On-The-Job Training

This article is part of the author's column By Grace Of God

I joined as Principal, Forest Rangers’ College (FRC), Angul, in September 1989 and continued for three years. One of my predecessors, Subash Chandra Mishra, gave me some friendly advice: “Be careful, sometimes tarnished officers are posted as Instructors in FRC as a punishment. I had once caught one such Instructor who instead of imparting training on professional matters was discussing how to manipulate vouchers and make money from field operations.” Luckily, I did not face any such issue as all the Instructors who worked with me were quite competent and committed.

However, the words of Subash prompted me to repeatedly emphasize on importance of professionalism and personal integrity during my interaction with the Range Officer Trainees. Academically, most of the trainees, who had qualified as Range Officers, were highly qualified and I felt some of them had potential for higher positions. I encouraged and guided, particularly three trainees to have a crack at the Indian Forest Service (IFS) recruitment test. I am happy that one of them Ranjan Mishra, qualified in the 1993 batch of the IFS and has made a mark as an excellent officer in Uttarakhand cadre.

My insistence on maintaining a high level of integrity had some hilarious and one very tragic consequence. As I encouraged my trainees to give up inhibitions and express their problems candidly before me, they kept in touch with me even after their training period. One of them narrated an interesting experience on his first field posting. “Sir, a very senior officer was on tour in my division. His driver gave me a list of articles which included, toiletries, undergarments, ready to eat snacks, a torch; some sort of a monthly shopping list and told me that these are to be purchased for the concerned officer. Sir, as taught by you I didn’t want to accede. Moreover, I thought why such a senior officer would ask for such a petty favour, it must be the mischief of the driver to get stuff for himself. I gathered courage and met the officer and narrated the whole thing. He took the list from me, gave me a very sarcastic smile and asked for a pen. I apprehensively handed over my pen. He just put a long curly bracket covering the list of articles, a multiplication symbol and the number ‘2’. He said, ‘it seems you didn’t have proper training; this is your punishment for that, now procure double the number of each item’. I came out sweating and cursing you. All my colleagues had a hearty laugh at my predicament.” The officer concerned was a known black sheep in the department and had the reputation of being a sadist besides being corrupt.
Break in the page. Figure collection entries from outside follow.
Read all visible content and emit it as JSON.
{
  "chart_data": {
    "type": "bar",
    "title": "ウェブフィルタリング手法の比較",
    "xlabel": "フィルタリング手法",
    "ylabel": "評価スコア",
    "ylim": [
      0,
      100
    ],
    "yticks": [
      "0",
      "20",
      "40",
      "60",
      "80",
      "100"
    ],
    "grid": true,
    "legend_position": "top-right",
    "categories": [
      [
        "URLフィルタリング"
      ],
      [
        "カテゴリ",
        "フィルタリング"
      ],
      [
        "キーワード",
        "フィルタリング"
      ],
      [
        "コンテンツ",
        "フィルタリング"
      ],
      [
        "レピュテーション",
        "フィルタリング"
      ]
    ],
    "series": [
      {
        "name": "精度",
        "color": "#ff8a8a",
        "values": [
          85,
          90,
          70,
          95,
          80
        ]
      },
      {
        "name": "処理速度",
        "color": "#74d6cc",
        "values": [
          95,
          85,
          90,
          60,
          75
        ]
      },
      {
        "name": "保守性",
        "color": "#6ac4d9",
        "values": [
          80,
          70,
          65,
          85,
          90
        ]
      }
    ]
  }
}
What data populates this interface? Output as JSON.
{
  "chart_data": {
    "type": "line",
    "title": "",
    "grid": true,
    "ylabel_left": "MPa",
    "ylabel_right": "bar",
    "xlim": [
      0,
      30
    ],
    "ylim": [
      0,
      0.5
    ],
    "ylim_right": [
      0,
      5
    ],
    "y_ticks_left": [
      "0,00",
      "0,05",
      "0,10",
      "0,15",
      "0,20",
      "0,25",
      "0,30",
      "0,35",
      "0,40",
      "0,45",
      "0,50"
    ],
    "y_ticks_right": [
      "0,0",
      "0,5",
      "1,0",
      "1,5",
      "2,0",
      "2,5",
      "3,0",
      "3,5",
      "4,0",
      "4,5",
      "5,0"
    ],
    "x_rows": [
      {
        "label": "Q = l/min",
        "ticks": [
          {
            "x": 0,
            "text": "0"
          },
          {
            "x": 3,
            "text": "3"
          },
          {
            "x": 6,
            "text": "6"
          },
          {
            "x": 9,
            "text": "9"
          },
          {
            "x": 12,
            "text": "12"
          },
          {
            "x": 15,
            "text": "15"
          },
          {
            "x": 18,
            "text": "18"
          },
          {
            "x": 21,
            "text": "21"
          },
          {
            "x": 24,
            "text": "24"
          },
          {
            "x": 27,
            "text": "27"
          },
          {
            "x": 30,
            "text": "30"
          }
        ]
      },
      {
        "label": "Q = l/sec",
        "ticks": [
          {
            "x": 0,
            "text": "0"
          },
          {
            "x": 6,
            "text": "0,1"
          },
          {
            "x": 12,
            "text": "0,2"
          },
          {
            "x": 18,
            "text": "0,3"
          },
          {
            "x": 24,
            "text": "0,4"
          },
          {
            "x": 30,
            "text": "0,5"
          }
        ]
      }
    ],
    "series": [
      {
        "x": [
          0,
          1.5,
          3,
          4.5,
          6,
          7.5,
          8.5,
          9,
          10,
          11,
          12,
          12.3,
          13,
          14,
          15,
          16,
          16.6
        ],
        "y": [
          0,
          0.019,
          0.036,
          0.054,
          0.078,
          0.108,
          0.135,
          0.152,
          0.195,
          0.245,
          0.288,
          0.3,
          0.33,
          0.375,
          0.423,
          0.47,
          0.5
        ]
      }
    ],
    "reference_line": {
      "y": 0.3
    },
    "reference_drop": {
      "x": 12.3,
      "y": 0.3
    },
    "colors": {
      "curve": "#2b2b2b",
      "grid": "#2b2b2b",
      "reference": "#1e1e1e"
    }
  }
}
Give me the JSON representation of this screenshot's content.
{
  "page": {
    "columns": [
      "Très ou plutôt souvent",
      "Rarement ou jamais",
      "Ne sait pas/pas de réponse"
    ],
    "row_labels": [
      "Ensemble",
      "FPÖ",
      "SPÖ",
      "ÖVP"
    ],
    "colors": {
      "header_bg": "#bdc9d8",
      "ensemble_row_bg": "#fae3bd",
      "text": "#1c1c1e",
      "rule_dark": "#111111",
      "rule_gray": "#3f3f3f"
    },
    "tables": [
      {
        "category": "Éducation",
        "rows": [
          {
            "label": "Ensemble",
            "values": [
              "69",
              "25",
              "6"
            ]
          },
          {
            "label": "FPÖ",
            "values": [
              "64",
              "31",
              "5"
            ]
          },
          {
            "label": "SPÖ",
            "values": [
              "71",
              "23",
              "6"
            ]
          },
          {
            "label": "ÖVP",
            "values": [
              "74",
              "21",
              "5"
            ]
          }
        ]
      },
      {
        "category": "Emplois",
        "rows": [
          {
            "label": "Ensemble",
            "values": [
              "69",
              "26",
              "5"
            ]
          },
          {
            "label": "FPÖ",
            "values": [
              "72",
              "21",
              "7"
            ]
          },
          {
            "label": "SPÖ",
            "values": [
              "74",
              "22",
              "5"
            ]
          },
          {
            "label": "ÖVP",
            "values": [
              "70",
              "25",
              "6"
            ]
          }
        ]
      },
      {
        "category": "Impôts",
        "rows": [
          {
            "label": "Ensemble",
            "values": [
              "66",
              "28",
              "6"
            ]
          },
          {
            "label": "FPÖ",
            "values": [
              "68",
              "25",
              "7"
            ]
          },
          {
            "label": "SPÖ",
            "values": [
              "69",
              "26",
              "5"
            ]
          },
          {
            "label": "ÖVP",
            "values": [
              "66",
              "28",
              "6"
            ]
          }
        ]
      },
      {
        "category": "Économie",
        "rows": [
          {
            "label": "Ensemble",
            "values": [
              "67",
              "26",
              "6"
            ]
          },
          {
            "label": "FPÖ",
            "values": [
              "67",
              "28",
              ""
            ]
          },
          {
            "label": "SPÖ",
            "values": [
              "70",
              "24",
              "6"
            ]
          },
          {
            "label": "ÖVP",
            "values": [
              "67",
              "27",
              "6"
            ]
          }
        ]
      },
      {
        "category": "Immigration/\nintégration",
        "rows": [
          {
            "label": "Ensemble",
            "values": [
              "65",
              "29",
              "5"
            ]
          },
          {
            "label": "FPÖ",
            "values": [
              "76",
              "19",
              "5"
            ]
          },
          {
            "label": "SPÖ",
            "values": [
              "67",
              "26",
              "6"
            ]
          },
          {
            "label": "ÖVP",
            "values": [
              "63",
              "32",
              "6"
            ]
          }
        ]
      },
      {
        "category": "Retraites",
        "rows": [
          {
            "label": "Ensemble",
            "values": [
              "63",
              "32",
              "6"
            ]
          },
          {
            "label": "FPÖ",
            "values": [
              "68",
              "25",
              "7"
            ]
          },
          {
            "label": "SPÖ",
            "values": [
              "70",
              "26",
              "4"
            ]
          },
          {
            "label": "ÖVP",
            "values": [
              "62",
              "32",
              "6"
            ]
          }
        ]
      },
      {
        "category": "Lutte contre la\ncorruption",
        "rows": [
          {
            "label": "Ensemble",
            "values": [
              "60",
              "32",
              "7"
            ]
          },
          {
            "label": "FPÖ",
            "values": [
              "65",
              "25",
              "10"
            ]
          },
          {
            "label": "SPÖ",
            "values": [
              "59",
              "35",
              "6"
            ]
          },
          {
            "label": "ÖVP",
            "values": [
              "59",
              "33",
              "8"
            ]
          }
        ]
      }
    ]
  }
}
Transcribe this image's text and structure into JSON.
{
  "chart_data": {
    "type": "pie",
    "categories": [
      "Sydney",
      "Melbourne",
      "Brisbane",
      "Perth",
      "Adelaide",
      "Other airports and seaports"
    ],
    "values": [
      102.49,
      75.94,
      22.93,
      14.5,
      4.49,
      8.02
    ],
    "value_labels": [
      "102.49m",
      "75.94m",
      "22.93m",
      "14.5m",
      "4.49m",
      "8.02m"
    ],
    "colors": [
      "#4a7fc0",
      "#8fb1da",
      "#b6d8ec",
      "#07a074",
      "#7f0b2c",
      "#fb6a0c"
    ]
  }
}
A trainee of the first batch who passed out during my tenure was undergoing on-the-job training prior to getting a regular posting. He was smart, energetic and sincerely believed in my advice on integrity. Towards the last part of field training, he got a tip that smugglers were planning to cut some Sal trees and transport the logs in a truck. He immediately mobilized his staff and rushed to the spot and apprehended a truck carrying freshly cut logs inside the forest. Lo and behold! the local forest guard was sitting in the truck. He brought the truck along with the logs to the range office campus. The villagers alleged direct involvement of a local politician, a police officer and a forest officer. When the raid was conducted some people sitting in the truck abandoned it and ran away and the villagers were convinced a police constable and a henchman of the politician were amongst them.
Next day onwards he was under tremendous pressure. It was impressed upon him that the truck was officially hired to transport illicitly felled timber from forest to range headquarters and that is why the Forest Guard was accompanying the truck. He was told that all the people who fled (when the truck was seized) were labourers, engaged for salvaging and loading of the material, who panicked and ran away. He was strongly advised that he should not get into the ‘mess’ under the given circumstances and should submit a report that the truck was engaged to salvage timber felled by unknown miscreants. But he was not convinced and insisted on forwarding the case to court for a fair trial. He was as such on orders of transfer to join another range on regular posting. So, he wanted to wind up things and leave at the earliest. The morning he was supposed to leave for his new place of posting, his body was found hanging from the ceiling fan of his room.
When I heard this, naturally I was very upset and took up the matter with the concerned Superintendent of Police whom I knew personally. He promised to get the whole thing thoroughly investigated. But after investigation the case was closed as a case of suicide. I found it very difficult to convince myself that he did take the extreme step. Why should he? He was married only two years back, he had a two-month-old boy and he was all set to leave for his new place of posting the next morning. He also had the soft option of submitting a report that the seized logs were officially salvaged. How could a person, who valiantly decided not to compromise his integrity and not succumb to extreme pressure, commit suicide? The circumstantial evidences did not point towards any foul play as no one, just no one, came forward to corroborate or speak out.
The society failed to stand by an upright officer. All I could do was to facilitate his wife getting appointed as a junior clerk in a forest division.

These two instances reminds me of the quote of Martin Luther King, Jr.: “The ultimate tragedy is not the oppression and cruelty by the bad people but the silence over that by the good people.”